Americans overwhelmingly want a place that they can call “home.” The adage, “Home is where the heart is,” captures part of that deeply felt desire.
The saying, “a man’s home is his castle” may sound dated to some, but is a wonderful reminder that home ownership represents security, pride, and independence.
The Manufactured Housing Institute (MHI) has frankly mishandled several matters in recent years, which are only mentioned to spotlight something they did that could be useful, had it been properly applied. MHI commissioned a survey by YouGov about manufactured home owners and Thanksgiving. The top line takeaway is simple. The owners of pre-HUD Code mobile homes, and post HUD Code manufactured homes celebrate thanksgiving much the same as any other Americans do. Quoting from that MHI/YouGov Survey in 2016:
“What we found is that when family and friends gather at home for the American holiday experience, those who live in manufactured housing have the same joys, concerns and memory-making as those who live in site-built homes, apartments and condominiums.”
Of course they do. Millions who live in a modern manufactured home first owned and lived in conventional ‘site built’ housing. Americans of all economic backgrounds, from those of very modest means, to the middle class, millionaires, and even a few billionaires own a manufactured home.
On the Manufactured Housing Association for Regulatory Reform (MHARR) website, there are two videos near the top right of their home page. Those two videos are posted, above and below.
HUD Secretary Carson praised in Senate testimony in the spring of 2018 what he called the “amazing” evolution of the manufactured homes from the mobile homes of the past. That’s captured in the video below. In it U.S. Senator Thom Tillis (NC-R) says with fondness that he grew up in a mobile home.
The senator explained what for him was a wonderful experience, growing up in a pre-HUD Code mobile home, in what in those days was more properly called a ‘mobile home park.’

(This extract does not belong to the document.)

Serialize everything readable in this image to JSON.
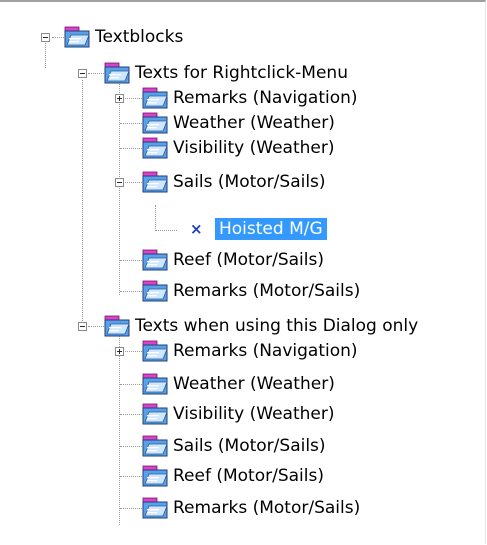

Today, there are newer land lease manufactured home communities from Michigan to Florida, to Texas or California and in virtually every state save Hawaii. They look and live much like conventional housing, only for a far lower cost.
The photo below is from a manufactured home community located in Glenview, IL. Sunset Village is surrounded by housing that starts around $300,000 for a condo flat, and can go well over $500,000 for conventional ‘site built’ single family housing nearby.
At the time this photo below was taken, a new single-level manufactured home about the same size as a condo was under $100,000, plus the site fees.
To remind readers that affordable housing is bipartisan, or perhaps more properly, non-partisan, the video below is a clip from the prior HUD Secretary, Julian Castro. Castro is a Democrat, while HUD Secretary Carson is a Republican. Both HUD secretaries praised manufactured homes.
We all want a place to call home, and we should celebrate that home with pride. On this Thanksgiving day, let’s bow our heads, and thank God for all of our blessings, as those first pilgrims did.
Then let’s give thanks for the millions who own and live in the most affordable, quality permanent home living found in America today. Happy Thanksgiving to all.